For months I had prayed that when dad’s time came to go, I would be holding his hand and there to say good bye. On the morning of January 1, I went to his bedside and wished him a Happy New Year. I held his hand and sang hymns to him for a couple of hours. Dad had not spoken since Wednesday afternoon but I knew he could hear me. My mother and brothers arrived and I left to get a rest. I returned around 4:00pm to sit with dad. Again, I held his hand and spoke to him. At 4:50pm, he quietly took his last breath and I was holding his hand. My prayers had been answered.

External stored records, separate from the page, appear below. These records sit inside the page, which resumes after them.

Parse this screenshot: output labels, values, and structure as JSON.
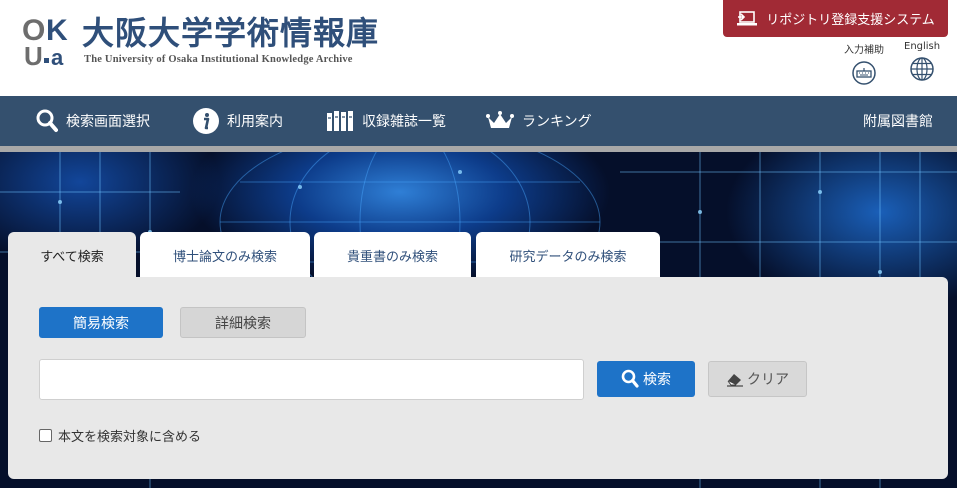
{
  "logo": {
    "mark_top": "OK",
    "mark_bottom": "U.a",
    "title": "大阪大学学術情報庫",
    "subtitle": "The University of Osaka Institutional Knowledge Archive"
  },
  "header": {
    "repo_button": "リポジトリ登録支援システム",
    "input_aid": "入力補助",
    "english": "English"
  },
  "nav": {
    "items": [
      {
        "label": "検索画面選択",
        "icon": "search-icon"
      },
      {
        "label": "利用案内",
        "icon": "info-icon"
      },
      {
        "label": "収録雑誌一覧",
        "icon": "books-icon"
      },
      {
        "label": "ランキング",
        "icon": "crown-icon"
      }
    ],
    "library": "附属図書館"
  },
  "tabs": [
    {
      "label": "すべて検索",
      "active": true
    },
    {
      "label": "博士論文のみ検索",
      "active": false
    },
    {
      "label": "貴重書のみ検索",
      "active": false
    },
    {
      "label": "研究データのみ検索",
      "active": false
    }
  ],
  "search": {
    "mode_simple": "簡易検索",
    "mode_detail": "詳細検索",
    "query_value": "",
    "query_placeholder": "",
    "search_button": "検索",
    "clear_button": "クリア",
    "fulltext_label": "本文を検索対象に含める"
  },
  "colors": {
    "nav_bg": "#34506e",
    "repo_red": "#a12a35",
    "primary_blue": "#1e73c8",
    "brand_navy": "#2f4f7a"
  }
}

My father was a remarkable man in many ways. He was very much a people person and never let an opportunity pass to try and make someone’s day a little brighter. If my mother sent him to the grocery store to pick up one item then he was gone for at least two hours. He had to speak to every person he passed and if there happened to be someone he knew, well, that became a full blown conversation which could last 30 minutes or more!
Dad was the consummate educator and passed along all his nuggets of wisdom to anyone who would listen. He loved young people and always offered advice on how to be a good person. His messages always contained the word kindness, and he said you could never go wrong with being kind, even to someone who wasn’t so kind to you!
Dad’s greatest gift was his devotion to his Lord and Saviour. Dad’s deep belief in the Father, Son, and Holy Ghost was the cornerstone of his life. He learned as a small boy, from his grandfather, that God was very important. Those early life lessons made dad into the person he became. Dad’s day began with prayers and ended with prayers. He attended church multiple times a week. He volunteered with Sunday School, The Lion’s Club and he had over 200 blood donations. Dad tried to live his life with Jesus Christ at the top of his mind every day.
By now you must think I thought dad was a saint but I don’t want to leave you with that impression. Dad wasn’t perfect. I’m sure some people who knew dad didn’t have great experiences with him because everything is about perception. My point is that dad tried to be the best person he could, following the teachings of the Bible and the lessons learned in church. He never wanted to do harm. He wanted to encourage people to believe as he did in the Lord, and to live their lives dedicated to our Saviour.
My father, Ronald Archibald John Clarke, will be dearly missed by our family. We miss his sense of humour. We miss his kind soul. We miss his big smile.
As a final request, dad asked me if I would continue to write for the Anglican Life magazine. As you know I have been helping him with his articles for years. I have asked the editor, Emily Rowe, if I can finish out this year as dad’s legacy. The articles for this magazine were very important to dad. He started writing “to fill in space” during the 1970’s and never stopped! I will try to continue with his personal style ‘of messages from his heart’…only this time, from my heart.
Dad, we will see you in heaven! God bless you all.